The truck parked twenty feet away, and the passengers left the headlights on as they got out of the cab, one to each side. Right after that, I heard a man’s voice saying, “Holy shit, she’s real.”
I wasn’t sure if he was talking about the car or me, until he addressed me directly. “Boy did you pick the wrong place to crash a Maserati.”
His friend hit his shoulder, walking up, both of them still cast in shadows by the headlights. “Are you okay?”
I opened my mouth and didn’t know how to answer. I’d found out I had cancer a week ago, and my boyfriend had cheated on me, sono.“Depends on your definition.”
“You have a nice voice,” said the man who’d been impressed by my car. My voice was the one thing in my life I’d been reliably told was sexy, but most people waited until after the first date to tell me so. “You probably have a nice everything,” he went on.
Oddly, it didn’t feel threatening when he said it. Just...matter-of-fact.
“Reeve, shut it, you’re scaring her.”
“I don’t think so,” whoever-the-fuck Reeve was said, pulling out his phone to flash it my direction. “You’re sure you’re okay, miss?”
The light illuminated the both of them. Reeve was big, not in the muscled-gym way of Miami, but like a farm-hand. Solid. Dense.

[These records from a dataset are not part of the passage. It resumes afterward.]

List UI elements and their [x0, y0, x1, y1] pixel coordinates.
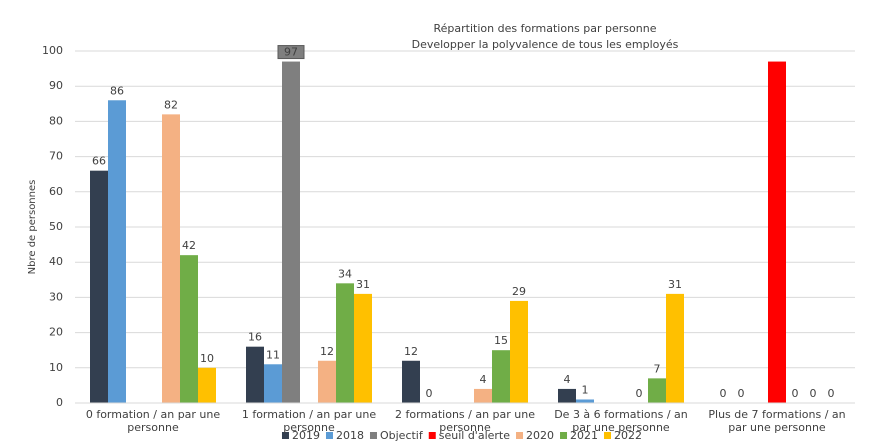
data-label: 29: [512, 285, 526, 298]
data-label: 0: [828, 387, 835, 400]
data-label: 34: [338, 267, 352, 280]
bar: [318, 360, 336, 403]
data-label: 0: [720, 387, 727, 400]
legend-swatch: [325, 432, 333, 439]
data-label: 11: [266, 348, 280, 361]
legend-swatch: [369, 432, 377, 439]
data-label: 4: [480, 373, 487, 386]
legend-label: 2020: [526, 429, 554, 442]
chart-title: Répartition des formations par personne: [434, 22, 657, 35]
y-tick-label: 30: [49, 290, 63, 303]
bar: [510, 300, 528, 403]
data-label: 10: [200, 352, 214, 365]
x-tick-label: 2 formations / an par une personne: [394, 408, 536, 434]
data-label: 97: [284, 46, 298, 59]
data-label: 82: [164, 98, 178, 111]
y-tick-label: 80: [49, 114, 63, 127]
legend-swatch: [281, 432, 289, 439]
bar: [162, 114, 180, 404]
legend-label: Objectif: [380, 429, 424, 442]
legend-label: 2019: [292, 429, 320, 442]
x-tick-label: 0 formation / an par une personne: [85, 408, 221, 434]
y-tick-label: 70: [49, 150, 63, 163]
data-label: 31: [356, 278, 370, 291]
bar: [108, 100, 126, 403]
legend-swatch: [428, 432, 436, 439]
bar: [198, 367, 216, 403]
bar: [666, 293, 684, 403]
legend-label: 2021: [570, 429, 598, 442]
data-label: 16: [248, 331, 262, 344]
y-tick-label: 10: [49, 361, 63, 374]
chart-subtitle: Developper la polyvalence de tous les em…: [412, 38, 679, 51]
bar: [648, 378, 666, 403]
x-tick-label: 1 formation / an par une personne: [241, 408, 377, 434]
label-box: [277, 45, 305, 60]
legend-label: seuil d'alerte: [439, 429, 510, 442]
data-label: 0: [426, 387, 433, 400]
x-tick-label: Plus de 7 formations / an par une person…: [708, 408, 846, 434]
legend-label: 2018: [336, 429, 364, 442]
legend-swatch: [560, 432, 568, 439]
y-tick-label: 40: [49, 255, 63, 268]
data-label: 66: [92, 155, 106, 168]
bar: [768, 61, 786, 404]
data-label: 0: [738, 387, 745, 400]
data-label: 1: [582, 383, 589, 396]
y-axis-label: Nbre de personnes: [27, 180, 38, 275]
bar: [354, 293, 372, 403]
bar: [336, 283, 354, 403]
bar: [402, 360, 420, 403]
data-label: 7: [654, 362, 661, 375]
bar: [474, 388, 492, 403]
data-label: 31: [668, 278, 682, 291]
legend-swatch: [604, 432, 612, 439]
data-label: 0: [810, 387, 817, 400]
data-label: 15: [494, 334, 508, 347]
bar: [264, 364, 282, 403]
bar: [576, 399, 594, 403]
data-label: 0: [792, 387, 799, 400]
data-label: 42: [182, 239, 196, 252]
bar: [246, 346, 264, 403]
x-tick-label: De 3 à 6 formations / an par une personn…: [554, 408, 688, 434]
y-tick-label: 100: [42, 44, 63, 57]
legend-swatch: [516, 432, 524, 439]
y-tick-label: 50: [49, 220, 63, 233]
bar: [180, 255, 198, 403]
data-label: 4: [564, 373, 571, 386]
data-label: 12: [320, 345, 334, 358]
bar: [492, 350, 510, 403]
y-tick-label: 0: [56, 396, 63, 409]
y-tick-label: 20: [49, 326, 63, 339]
y-tick-label: 90: [49, 79, 63, 92]
data-label: 0: [636, 387, 643, 400]
bar: [90, 170, 108, 403]
data-label: 86: [110, 84, 124, 97]
bar: [558, 388, 576, 403]
y-tick-label: 60: [49, 185, 63, 198]
data-label: 12: [404, 345, 418, 358]
bar: [282, 61, 300, 404]
legend-label: 2022: [614, 429, 642, 442]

His face was a little implacable, like he didn’t let emotions hit it often, but his brown eyes were bright and smart. He had slightly shaggy dark hair, and a five-o’clock shadow the same color.
“I’m Josiah, and this is Reeve, and we’ve forgotten our manners because it’s 3 a.m. and we weren’t expecting to find someone with a crashed Maserati out near our camping field,” Josiah said, tapping his own chest.
“I wasn’t really expecting to be here either,” I said, tucking my hands into the pockets of my jeans. Josiah’s skin was the ruddy, wind-chapped tan of someone used to sun, and he had a mouth that seemed used to smiling. He was leaner than Reeve, but they were both roughly the same height—much taller than I was. Both of them were wearing dark blue jeans and T-shirts that were appropriate given the warm summer night.
Josiah flicked his own phone’s flashlight on and moved to take stock of the car behind me. “I hate to disparage any of the local mechanics, but...”
“You’re going to have to tow it pretty far to get it fixed,” Reeve finished for him.
“Yeah. Makes sense.” I brought my hands up to rub my face. What the fuck had I been thinking, leaving Miami in a huff? If I’d stayed home, I could’ve booby-trapped the apartment I shared with Eric or something to punish him. Some kind of Home Alone-type situation, only for asshole losers who were cheating dicks.
“Miss?” Reeve asked, flicking his light up and down me, before focusing it on my chest. Half his mouth rocked up in amusement. “What’s your name? Lamb?”